The other one I recall is this one at LAX:
An explosion that ripped apart the engine of an American Airlines 767 during a ground test at Los Angeles International Airport was far more dangerous than first reported, new details suggest.

The blast was strong enough to hurl an 18-inch chunk of metal disk more than half a mile -- across taxiways, service roads and two active runways. Airport workers found the piece two days later, not far from the airport's perimeter fence.

The pilots on the incoming flight reported a vibration they couldn’t quite figure out the source other than one of the engines. So rather than remove the suspected engine from the wing for examination, it was decided to attempt to duplicate the vibration on wing.

Workers were still trying to figure out what was wrong with the airplane when they pushed the throttle for both engines to high power, and one of them blew apart.

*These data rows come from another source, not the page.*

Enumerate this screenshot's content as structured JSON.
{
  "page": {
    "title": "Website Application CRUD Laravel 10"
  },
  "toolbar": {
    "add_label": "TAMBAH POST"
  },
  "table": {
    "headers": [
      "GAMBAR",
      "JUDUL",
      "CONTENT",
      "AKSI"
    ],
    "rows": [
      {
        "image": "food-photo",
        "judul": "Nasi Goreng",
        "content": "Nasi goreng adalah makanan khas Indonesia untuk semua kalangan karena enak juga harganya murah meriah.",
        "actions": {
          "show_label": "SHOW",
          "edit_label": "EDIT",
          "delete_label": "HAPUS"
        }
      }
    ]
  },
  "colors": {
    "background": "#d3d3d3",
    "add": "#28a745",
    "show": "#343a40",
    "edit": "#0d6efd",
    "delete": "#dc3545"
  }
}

The explosion outside the American Airlines maintenance hangar on June 2 sparked a small fire that sent a column of dark smoke over the passenger terminals at LAX and drew most of the initial attention. The explosion -- officially an "uncontained engine failure" -- gutted the engine and blackened part of the airplane's fuselage. Part of the failed disk traversed through the fuselage doing substantial damage and into the other engine.

It also blasted pieces of the damaged engine onto a nearby runway -- and, in one case, clear across the southern airfield. The workers who found that piece half a mile away described it as a wedge of metal, 2 inches thick, and heavy.

The aircraft was written off as a total loss.

The problem were tiny cracks that had developed in the edges of the fir trees of the disk holding the stage 1 HPT blades. These cracks became apparent near the end of the life of the disks, but before removal from service.